A vítima foi morta por asfixia mecânica (estrangulamento) e espancamento. Ela teve o rosto totalmente desfigurado e só foi reconhecida pela roupa que estava usando. Ela apresentava ainda uma lesão nas costas, provavelmente provocada pelo atrito do corpo contra uma superfície áspera, como asfalto, por exemplo.
O corpo foi encontrado quando amanheceu o dia, na rua Nicolau Franzé, no Parque Santa Guilhermina. Embora seja uma área residencial, o local não é iluminado à noite.
Carlos Augusto Martinez e Geraldo Lúcio Pereira Batista Filho foram presos em Pirajuí. Júlio Ricardo de Souza Monteiro, o Júlio Pirata, foi localizado e preso em Hortolândia. O quarto acusado de envolvimento, Edson Neme Filho, está sendo procurado. Eles têm entre 20 e 25 anos.
Dois deles moram em Pirajuí e os outros dois trabalham em outras cidade, mas têm família em Pirajuí, localidade onde passam férias e finais de semana.

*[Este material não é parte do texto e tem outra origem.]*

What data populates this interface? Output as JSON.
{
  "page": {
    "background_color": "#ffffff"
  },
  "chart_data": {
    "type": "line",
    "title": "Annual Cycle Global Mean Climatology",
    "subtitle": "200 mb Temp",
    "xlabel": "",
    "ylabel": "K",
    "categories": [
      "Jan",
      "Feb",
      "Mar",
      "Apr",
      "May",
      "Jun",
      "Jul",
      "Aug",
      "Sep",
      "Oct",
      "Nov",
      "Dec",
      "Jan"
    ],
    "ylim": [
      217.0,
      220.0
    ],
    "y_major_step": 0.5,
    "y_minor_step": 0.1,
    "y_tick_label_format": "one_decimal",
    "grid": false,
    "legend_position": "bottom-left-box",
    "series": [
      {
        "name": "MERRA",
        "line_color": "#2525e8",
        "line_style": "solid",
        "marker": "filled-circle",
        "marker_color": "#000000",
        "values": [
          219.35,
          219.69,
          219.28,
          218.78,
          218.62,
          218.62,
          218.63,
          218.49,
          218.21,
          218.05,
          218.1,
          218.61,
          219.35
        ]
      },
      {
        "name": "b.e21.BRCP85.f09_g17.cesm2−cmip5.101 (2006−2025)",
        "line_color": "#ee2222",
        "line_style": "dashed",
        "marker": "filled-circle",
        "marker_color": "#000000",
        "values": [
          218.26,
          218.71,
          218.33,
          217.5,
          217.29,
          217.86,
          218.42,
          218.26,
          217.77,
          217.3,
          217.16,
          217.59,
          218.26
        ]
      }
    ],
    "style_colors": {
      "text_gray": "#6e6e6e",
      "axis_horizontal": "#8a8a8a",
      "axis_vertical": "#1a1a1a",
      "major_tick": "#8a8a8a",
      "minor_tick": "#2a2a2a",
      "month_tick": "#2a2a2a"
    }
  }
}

A prisão dos acusados de homicídio movimentou a cidade de Pirajuí anteontem à noite e atraiu muitas pessoas para a porta da delegacia, provocando aglomeração.
De acordo com o delegado Ricardo Silva Dias, em razão de um conjunto de provas que apontam para o envolvimento dos quatro rapazes, foi pedida a prisão temporária. “O poder judiciário entendeu que as provas são suficientes”, diz.

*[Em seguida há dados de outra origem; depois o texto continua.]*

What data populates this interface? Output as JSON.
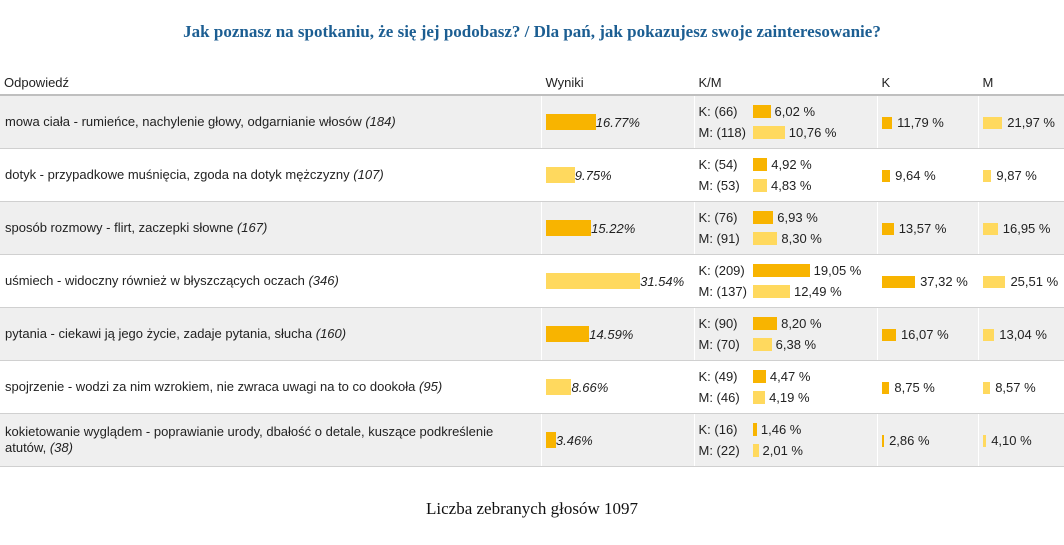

A investigação já dura mais de dois meses e teve início no dia 2 de maio, quando o corpo da vítima foi localizado. Entretanto, o crime ainda não está esclarecido. “Os indícios com relação aos quatro acusados são bastante consistentes, mas a investigação ainda não está encerrada. Vamos continuar a partir das versões que cada um apresentar”, explica o delegado.

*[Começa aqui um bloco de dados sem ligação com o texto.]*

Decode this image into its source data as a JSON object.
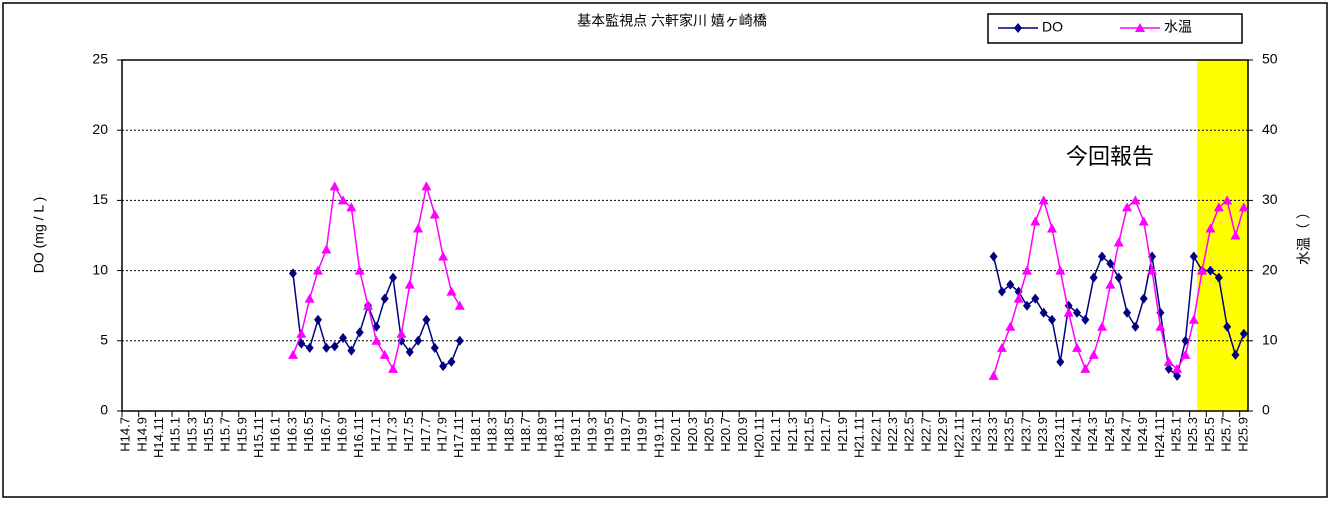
{
  "chart_data": {
    "type": "line",
    "title": "基本監視点 六軒家川 嬉ヶ崎橋",
    "y_label": "DO (mg / L )",
    "y2_label": "水温（ ）",
    "annotation": "今回報告",
    "categories": [
      "H14.7",
      null,
      "H14.9",
      null,
      "H14.11",
      null,
      "H15.1",
      null,
      "H15.3",
      null,
      "H15.5",
      null,
      "H15.7",
      null,
      "H15.9",
      null,
      "H15.11",
      null,
      "H16.1",
      null,
      "H16.3",
      null,
      "H16.5",
      null,
      "H16.7",
      null,
      "H16.9",
      null,
      "H16.11",
      null,
      "H17.1",
      null,
      "H17.3",
      null,
      "H17.5",
      null,
      "H17.7",
      null,
      "H17.9",
      null,
      "H17.11",
      null,
      "H18.1",
      null,
      "H18.3",
      null,
      "H18.5",
      null,
      "H18.7",
      null,
      "H18.9",
      null,
      "H18.11",
      null,
      "H19.1",
      null,
      "H19.3",
      null,
      "H19.5",
      null,
      "H19.7",
      null,
      "H19.9",
      null,
      "H19.11",
      null,
      "H20.1",
      null,
      "H20.3",
      null,
      "H20.5",
      null,
      "H20.7",
      null,
      "H20.9",
      null,
      "H20.11",
      null,
      "H21.1",
      null,
      "H21.3",
      null,
      "H21.5",
      null,
      "H21.7",
      null,
      "H21.9",
      null,
      "H21.11",
      null,
      "H22.1",
      null,
      "H22.3",
      null,
      "H22.5",
      null,
      "H22.7",
      null,
      "H22.9",
      null,
      "H22.11",
      null,
      "H23.1",
      null,
      "H23.3",
      null,
      "H23.5",
      null,
      "H23.7",
      null,
      "H23.9",
      null,
      "H23.11",
      null,
      "H24.1",
      null,
      "H24.3",
      null,
      "H24.5",
      null,
      "H24.7",
      null,
      "H24.9",
      null,
      "H24.11",
      null,
      "H25.1",
      null,
      "H25.3",
      null,
      "H25.5",
      null,
      "H25.7",
      null,
      "H25.9"
    ],
    "series": [
      {
        "name": "DO",
        "color": "#000080",
        "marker": "diamond",
        "values": [
          null,
          null,
          null,
          null,
          null,
          null,
          null,
          null,
          null,
          null,
          null,
          null,
          null,
          null,
          null,
          null,
          null,
          null,
          null,
          null,
          9.8,
          4.8,
          4.5,
          6.5,
          4.5,
          4.6,
          5.2,
          4.3,
          5.6,
          7.5,
          6.0,
          8.0,
          9.5,
          5.0,
          4.2,
          5.0,
          6.5,
          4.5,
          3.2,
          3.5,
          5.0,
          null,
          null,
          null,
          null,
          null,
          null,
          null,
          null,
          null,
          null,
          null,
          null,
          null,
          null,
          null,
          null,
          null,
          null,
          null,
          null,
          null,
          null,
          null,
          null,
          null,
          null,
          null,
          null,
          null,
          null,
          null,
          null,
          null,
          null,
          null,
          null,
          null,
          null,
          null,
          null,
          null,
          null,
          null,
          null,
          null,
          null,
          null,
          null,
          null,
          null,
          null,
          null,
          null,
          null,
          null,
          null,
          null,
          null,
          null,
          null,
          null,
          null,
          null,
          11,
          8.5,
          9,
          8.5,
          7.5,
          8,
          7,
          6.5,
          3.5,
          7.5,
          7,
          6.5,
          9.5,
          11,
          10.5,
          9.5,
          7,
          6,
          8,
          11,
          7,
          3,
          2.5,
          5,
          11,
          10,
          10,
          9.5,
          6,
          4,
          5.5
        ]
      },
      {
        "name": "水温",
        "color": "#ff00ff",
        "marker": "triangle",
        "axis": "y2",
        "values": [
          null,
          null,
          null,
          null,
          null,
          null,
          null,
          null,
          null,
          null,
          null,
          null,
          null,
          null,
          null,
          null,
          null,
          null,
          null,
          null,
          8,
          11,
          16,
          20,
          23,
          32,
          30,
          29,
          20,
          15,
          10,
          8,
          6,
          11,
          18,
          26,
          32,
          28,
          22,
          17,
          15,
          null,
          null,
          null,
          null,
          null,
          null,
          null,
          null,
          null,
          null,
          null,
          null,
          null,
          null,
          null,
          null,
          null,
          null,
          null,
          null,
          null,
          null,
          null,
          null,
          null,
          null,
          null,
          null,
          null,
          null,
          null,
          null,
          null,
          null,
          null,
          null,
          null,
          null,
          null,
          null,
          null,
          null,
          null,
          null,
          null,
          null,
          null,
          null,
          null,
          null,
          null,
          null,
          null,
          null,
          null,
          null,
          null,
          null,
          null,
          null,
          null,
          null,
          null,
          5,
          9,
          12,
          16,
          20,
          27,
          30,
          26,
          20,
          14,
          9,
          6,
          8,
          12,
          18,
          24,
          29,
          30,
          27,
          20,
          12,
          7,
          6,
          8,
          13,
          20,
          26,
          29,
          30,
          25,
          29
        ]
      }
    ],
    "ylim": [
      0,
      25
    ],
    "yticks": [
      0,
      5,
      10,
      15,
      20,
      25
    ],
    "y2lim": [
      0,
      50
    ],
    "y2ticks": [
      0,
      10,
      20,
      30,
      40,
      50
    ],
    "grid": true,
    "legend": "top-right"
  }
}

Dias acrescenta que a polícia espera ter mais tranqüilidade para continuar as investigações com a prisão temporária dos acusados. “Pretendemos continuar sem pressões externas, sem combinação de depoimentos. A solução de um crime dessa natureza é difícil porque não tem nenhuma testemunha presencial”, reforça.
O delegado enfatiza que boatos que surgiram na cidade a respeito da autoria do crime prejudicaram o trabalho da polícia. Muitas informações sem procedência foram checadas e houver perda de tempo.